Although it was to be bettered (perhaps even battered) a few months later by Medal of Honor: Allied Assault, our memories of Return to Castle Wolfenstein are probably fonder. Thinking about it, it might be down to clarity of recollection. Set-piece Nazi clashes bled through an MOH stencil into a dozen successors, but RTCW was the Serious Sam of the Second World War: a brutal, relentless tour of late-'90s FPS clichés, preferring rooms full of baddies to more fashionable scripting. We miss that.
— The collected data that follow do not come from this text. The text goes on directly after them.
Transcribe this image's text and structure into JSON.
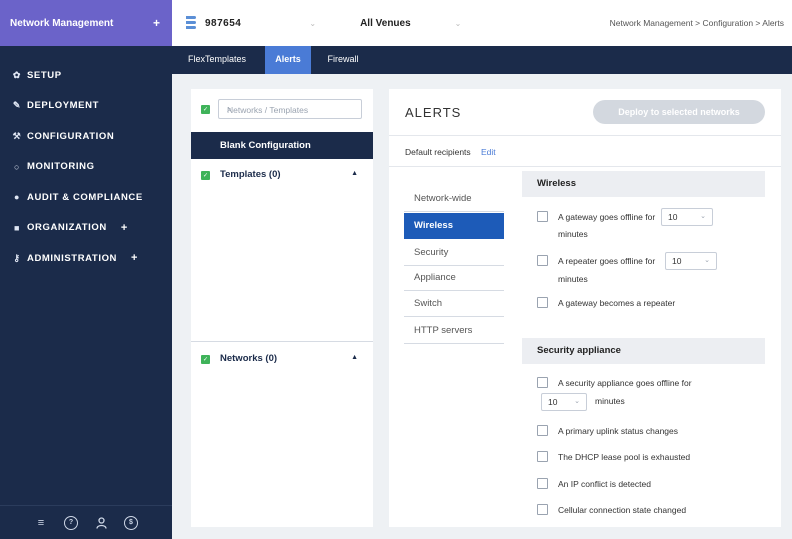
{
  "sidebar": {
    "header": "Network Management",
    "header_plus": "+",
    "items": [
      {
        "label": "SETUP",
        "icon": "gear-icon"
      },
      {
        "label": "DEPLOYMENT",
        "icon": "pencil-icon"
      },
      {
        "label": "CONFIGURATION",
        "icon": "wrench-icon"
      },
      {
        "label": "MONITORING",
        "icon": "circle-icon"
      },
      {
        "label": "AUDIT & COMPLIANCE",
        "icon": "shield-icon"
      },
      {
        "label": "ORGANIZATION",
        "icon": "building-icon",
        "plus": "+"
      },
      {
        "label": "ADMINISTRATION",
        "icon": "key-icon",
        "plus": "+"
      }
    ]
  },
  "topbar": {
    "network_id": "987654",
    "venue": "All Venues",
    "breadcrumb": "Network Management > Configuration > Alerts"
  },
  "tabs": [
    {
      "label": "FlexTemplates",
      "active": false
    },
    {
      "label": "Alerts",
      "active": true
    },
    {
      "label": "Firewall",
      "active": false
    }
  ],
  "left_panel": {
    "search_placeholder": "Networks / Templates",
    "blank_config": "Blank Configuration",
    "templates_label": "Templates (0)",
    "networks_label": "Networks (0)"
  },
  "alerts": {
    "title": "ALERTS",
    "deploy_button": "Deploy to selected networks",
    "default_recipients": "Default recipients",
    "edit_link": "Edit",
    "nav": [
      "Network-wide",
      "Wireless",
      "Security",
      "Appliance",
      "Switch",
      "HTTP servers"
    ],
    "selected_nav": "Wireless",
    "wireless": {
      "heading": "Wireless",
      "gateway_offline": "A gateway goes offline for",
      "gateway_offline_value": "10",
      "gateway_offline_unit": "minutes",
      "repeater_offline": "A repeater goes offline for",
      "repeater_offline_value": "10",
      "repeater_offline_unit": "minutes",
      "gateway_repeater": "A gateway becomes a repeater"
    },
    "security": {
      "heading": "Security appliance",
      "appliance_offline": "A security appliance goes offline for",
      "appliance_offline_value": "10",
      "appliance_offline_unit": "minutes",
      "uplink": "A primary uplink status changes",
      "dhcp": "The DHCP lease pool is exhausted",
      "ip_conflict": "An IP conflict is detected",
      "cellular": "Cellular connection state changed"
    }
  }
}
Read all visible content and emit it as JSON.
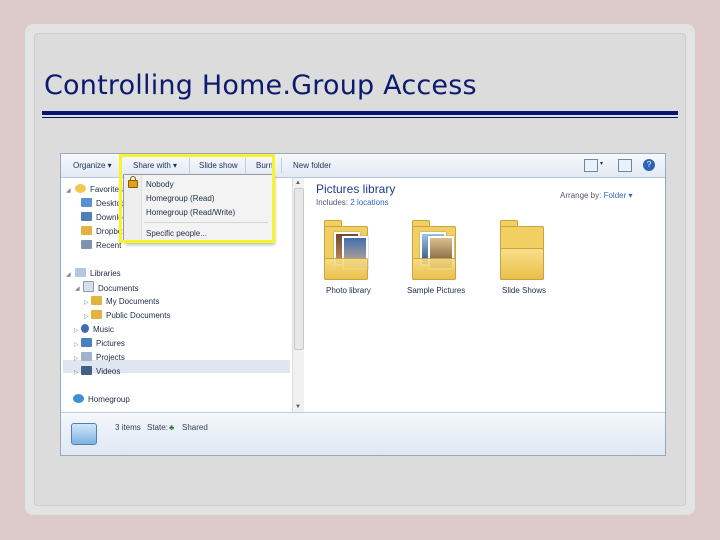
{
  "slide": {
    "title": "Controlling Home.Group Access"
  },
  "toolbar": {
    "organize": "Organize ▾",
    "share_with": "Share with ▾",
    "slide_show": "Slide show",
    "burn": "Burn",
    "new_folder": "New folder"
  },
  "share_menu": {
    "items": [
      "Nobody",
      "Homegroup (Read)",
      "Homegroup (Read/Write)",
      "Specific people..."
    ]
  },
  "nav": {
    "favorites": "Favorites",
    "fav_items": [
      "Desktop",
      "Downloads",
      "Dropbox",
      "Recent"
    ],
    "libraries": "Libraries",
    "documents": "Documents",
    "my_documents": "My Documents",
    "public_documents": "Public Documents",
    "music": "Music",
    "pictures": "Pictures",
    "projects": "Projects",
    "videos": "Videos",
    "homegroup": "Homegroup"
  },
  "content": {
    "title": "Pictures library",
    "includes_label": "Includes:",
    "includes_link": "2 locations",
    "arrange_label": "Arrange by:",
    "arrange_value": "Folder ▾",
    "folders": [
      "Photo library",
      "Sample Pictures",
      "Slide Shows"
    ]
  },
  "status": {
    "items": "3 items",
    "state_label": "State:",
    "state_value": "Shared"
  },
  "colors": {
    "title": "#0c1a6f",
    "highlight": "#f5f52a",
    "link": "#3366cc"
  }
}
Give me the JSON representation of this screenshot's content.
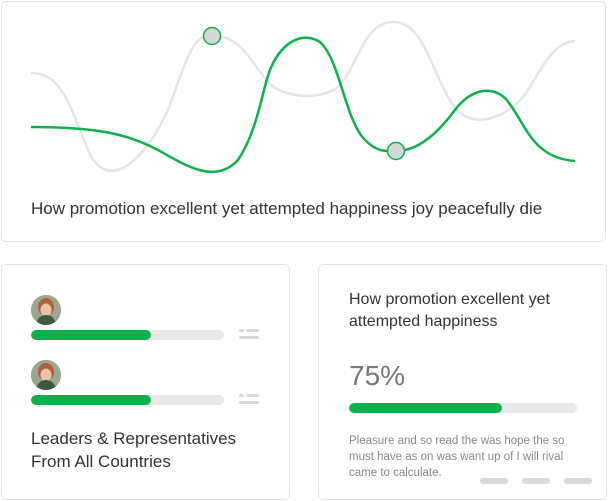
{
  "top_card": {
    "caption": "How promotion excellent yet attempted happiness joy peacefully die",
    "colors": {
      "primary_line": "#0db14b",
      "secondary_line": "#e6e6e6",
      "marker_fill": "#d6d6d6"
    }
  },
  "people_card": {
    "rows": [
      {
        "avatar": "avatar-photo",
        "progress": 0.62,
        "menu_icon": "list-icon"
      },
      {
        "avatar": "avatar-photo",
        "progress": 0.62,
        "menu_icon": "list-icon"
      }
    ],
    "title": "Leaders & Representatives From All Countries"
  },
  "stats_card": {
    "title": "How promotion excellent yet attempted happiness",
    "percent_label": "75%",
    "progress": 0.67,
    "description": "Pleasure and so read the was hope the so must have as on was want up of I will rival came to calculate.",
    "pager_dots": 3
  },
  "colors": {
    "accent": "#0db14b",
    "track": "#e8e8e8",
    "border": "#e3e3e3"
  }
}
So, inevitably when we sit down with the newly-minted Wolfenstein from Raven Software, it looks completely different.

It's self-conscious about its contemporaries, anyway, promising cover-minded enemies, realistic physics, branching levels, upgradeable weapons, optional objectives and gameplay-influencing alliances with local resistance fighters. There's even slow-motion gunplay thanks to special "Veil" abilities that allow you to harness the Nazis' occult research. When we point out to Kevin Cloud, id Software's lead artist and our Wolfenstein guide at QuakeCon, that it sounds like a Zeitgeisty franchise reboot, he half-agrees.

But then we get to see the QuakeCon trailer again, and we change our minds. Jetpacks! Ghostbusters! Mad scientists! This is much more like it. "Yes, you're a soldier and you're fighting other soldiers, but you're also facing the unexpected," Cloud points out. "You've got the occult, you have this Nazi science and over-the-top villains, and of course for you these over-the-top kickass weapons." Alright, so they've still gone with slow-motion, but then we've seen surprisingly little of that in the FPS genre - even since F.E.A.R. - and slow-mo, id-style gibbing and modern physics code make for a pleasantly disgusting recipe.

Corridors, funny hats, machineguns, giblets. It's like a homecoming.

On the surface of it, the fiction behind the new adventures returning protagonist BJ Blaskowicz is a bit contrived (the Nazis have tapped into something called the Black Sun, opening a rift between our world and another, which they can exploit to military advantage), but having rooted itself in Wolf's traditionally bonkers setting, Raven's designers can go anywhere they want with it. "Safe to say, for this universe, there is an unlimited set of options," Cloud confirms. "There's this whole occult and sci-fi universe we can pull from, so there's a lot of neat things the player is going to be able to get his hands on."

"That's one of the cool things again about the Wolfenstein universe: we go back and we pull some of these things from real history and spin this what-if story for some of it, and some of it just kind of blows out," he adds. "So like the Kreisau Circle originally is more of a group of aristocrats working behind the scenes in hopes to overthrow Hitler. Here, they're gun-toting resistance forces fighting on the streets. But it's kind of nice to take those elements, have a framework of reality, and build it out."